There was Ferdinand Gaite, the 80s activist-turned-unionist as a government employee. He taught the audience to sing what is familiar, familiar because absolutely true: “Marcos, Marcos magnanakaw…” and the prescient “US-Marcos falling down, falling down, US-Marcos falling down, with First Lady”

Bayang Barrios serenaded the crowd, and so did Kuyang Jess Santiago. His trademark long hair is still there and his funny, if self-deprecating, song made for more self-introspection.

And then there were the veterans of the First Quarter Storm of 1970, alumni of the Kabataang Makabayan and anti-dictatorship who went to the stage. Now old and graying, they led the crowd in singing the militant “Ang Masa” song.

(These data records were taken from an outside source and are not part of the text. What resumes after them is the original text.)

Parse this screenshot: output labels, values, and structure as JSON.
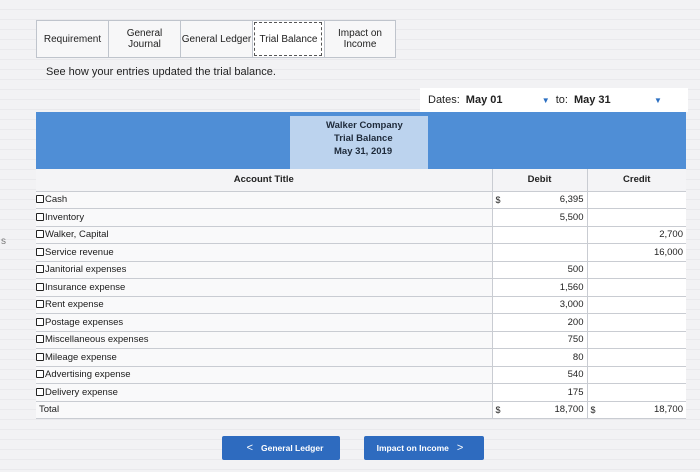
{
  "tabs": [
    {
      "label": "Requirement"
    },
    {
      "label": "General Journal"
    },
    {
      "label": "General Ledger"
    },
    {
      "label": "Trial Balance"
    },
    {
      "label": "Impact on Income"
    }
  ],
  "instruction": "See how your entries updated the trial balance.",
  "dates": {
    "label": "Dates:",
    "from": "May 01",
    "to_label": "to:",
    "to": "May 31"
  },
  "report": {
    "company": "Walker Company",
    "title": "Trial Balance",
    "date": "May 31, 2019"
  },
  "table": {
    "headers": {
      "account": "Account Title",
      "debit": "Debit",
      "credit": "Credit"
    },
    "rows": [
      {
        "account": "Cash",
        "dsign": "$",
        "debit": "6,395",
        "credit": ""
      },
      {
        "account": "Inventory",
        "dsign": "",
        "debit": "5,500",
        "credit": ""
      },
      {
        "account": "Walker, Capital",
        "dsign": "",
        "debit": "",
        "credit": "2,700"
      },
      {
        "account": "Service revenue",
        "dsign": "",
        "debit": "",
        "credit": "16,000"
      },
      {
        "account": "Janitorial expenses",
        "dsign": "",
        "debit": "500",
        "credit": ""
      },
      {
        "account": "Insurance expense",
        "dsign": "",
        "debit": "1,560",
        "credit": ""
      },
      {
        "account": "Rent expense",
        "dsign": "",
        "debit": "3,000",
        "credit": ""
      },
      {
        "account": "Postage expenses",
        "dsign": "",
        "debit": "200",
        "credit": ""
      },
      {
        "account": "Miscellaneous expenses",
        "dsign": "",
        "debit": "750",
        "credit": ""
      },
      {
        "account": "Mileage expense",
        "dsign": "",
        "debit": "80",
        "credit": ""
      },
      {
        "account": "Advertising expense",
        "dsign": "",
        "debit": "540",
        "credit": ""
      },
      {
        "account": "Delivery expense",
        "dsign": "",
        "debit": "175",
        "credit": ""
      }
    ],
    "total": {
      "label": "Total",
      "dsign": "$",
      "debit": "18,700",
      "csign": "$",
      "credit": "18,700"
    }
  },
  "nav": {
    "prev_label": "General Ledger",
    "next_label": "Impact on Income",
    "prev_chevron": "<",
    "next_chevron": ">"
  },
  "edge_text": "s"
}
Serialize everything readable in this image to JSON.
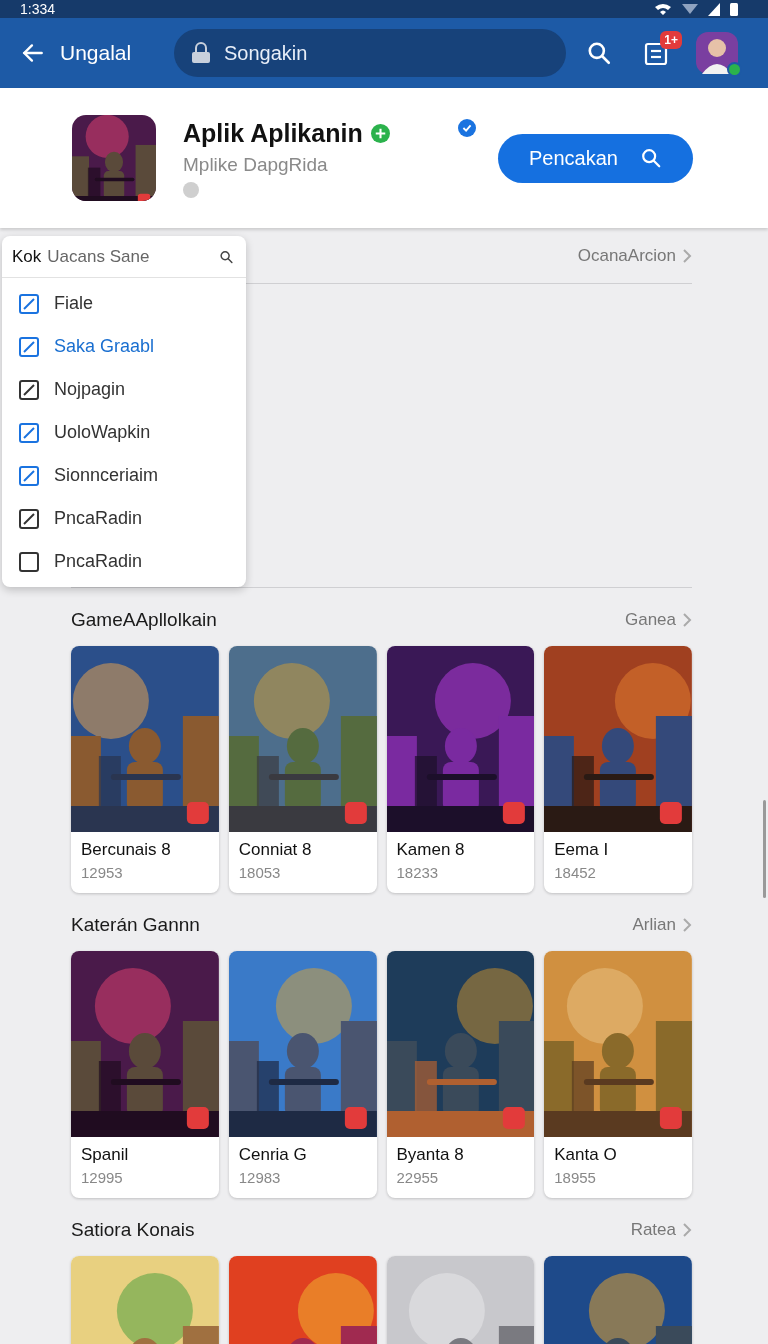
{
  "status_bar": {
    "time": "1:334"
  },
  "header": {
    "title": "Ungalal",
    "search": {
      "value": "Songakin"
    },
    "notification_badge": "1+"
  },
  "app": {
    "name": "Aplik Aplikanin",
    "subtitle": "Mplike DapgRida",
    "verified": true,
    "install_button": "Pencakan"
  },
  "filter": {
    "link": "OcanaArcion",
    "dropdown": {
      "label": "Kok",
      "placeholder": "Uacans Sane",
      "options": [
        {
          "label": "Fiale",
          "checked": true,
          "color": "#1a73e0",
          "selected": false
        },
        {
          "label": "Saka Graabl",
          "checked": true,
          "color": "#1a73e0",
          "selected": true
        },
        {
          "label": "Nojpagin",
          "checked": true,
          "color": "#333333",
          "selected": false
        },
        {
          "label": "UoloWapkin",
          "checked": true,
          "color": "#1a73e0",
          "selected": false
        },
        {
          "label": "Sionnceriaim",
          "checked": true,
          "color": "#1a73e0",
          "selected": false
        },
        {
          "label": "PncaRadin",
          "checked": true,
          "color": "#333333",
          "selected": false
        },
        {
          "label": "PncaRadin",
          "checked": false,
          "color": "#333333",
          "selected": false
        }
      ]
    }
  },
  "sections": [
    {
      "title": "GameAApllolkain",
      "link": "Ganea",
      "cards": [
        {
          "kind": "game",
          "name": "Bercunais 8",
          "count": "12953"
        },
        {
          "kind": "game",
          "name": "Conniat 8",
          "count": "18053"
        },
        {
          "kind": "game",
          "name": "Kamen 8",
          "count": "18233"
        },
        {
          "kind": "game",
          "name": "Eema I",
          "count": "18452"
        }
      ]
    },
    {
      "title": "Katerán Gannn",
      "link": "Arlian",
      "cards": [
        {
          "kind": "game",
          "name": "Spanil",
          "count": "12995"
        },
        {
          "kind": "game",
          "name": "Cenria G",
          "count": "12983"
        },
        {
          "kind": "game",
          "name": "Byanta 8",
          "count": "22955"
        },
        {
          "kind": "game",
          "name": "Kanta O",
          "count": "18955"
        }
      ]
    },
    {
      "title": "Satiora Konais",
      "link": "Ratea"
    }
  ]
}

They didn’t bother to translate it or say what they meant by choosing it among countless activist songs in the Radical Playbook. They didn’t have to, for its meaning was humbling exercise in self-introspection and social solidarity.

“Ang masa, ang masa lamang ang siyang tunay na bayani… Tagapaglikha ng kasaysayan.” Democracy. People power. Collective action.

For millenials and young professionals who are bombarded daily with the false gospel that we are stupid, cowardly and cursed people — that was a throwback they could be long waiting to hear.

If Marcos is no hero and he was a dictator, who took his dictatorship down? Who were the heroes? And who in effect is Duterte humiliating, provoking, and slapping on their faces?

The answer come from the veterans and from their song: We as a people are the heroes we are waiting for.

Ultimately, Duterte must decide. He has choices. Either he locks lips with the Marcoses and pave the way — wittingly or unwittingly — for another Marcos in Malacanang. Or he save his platform of change from slow but sure ruin due to his evil alliance with the Marcoses.

And lest Duterte and the Marcoses forget, the people can also make and enforce their choice.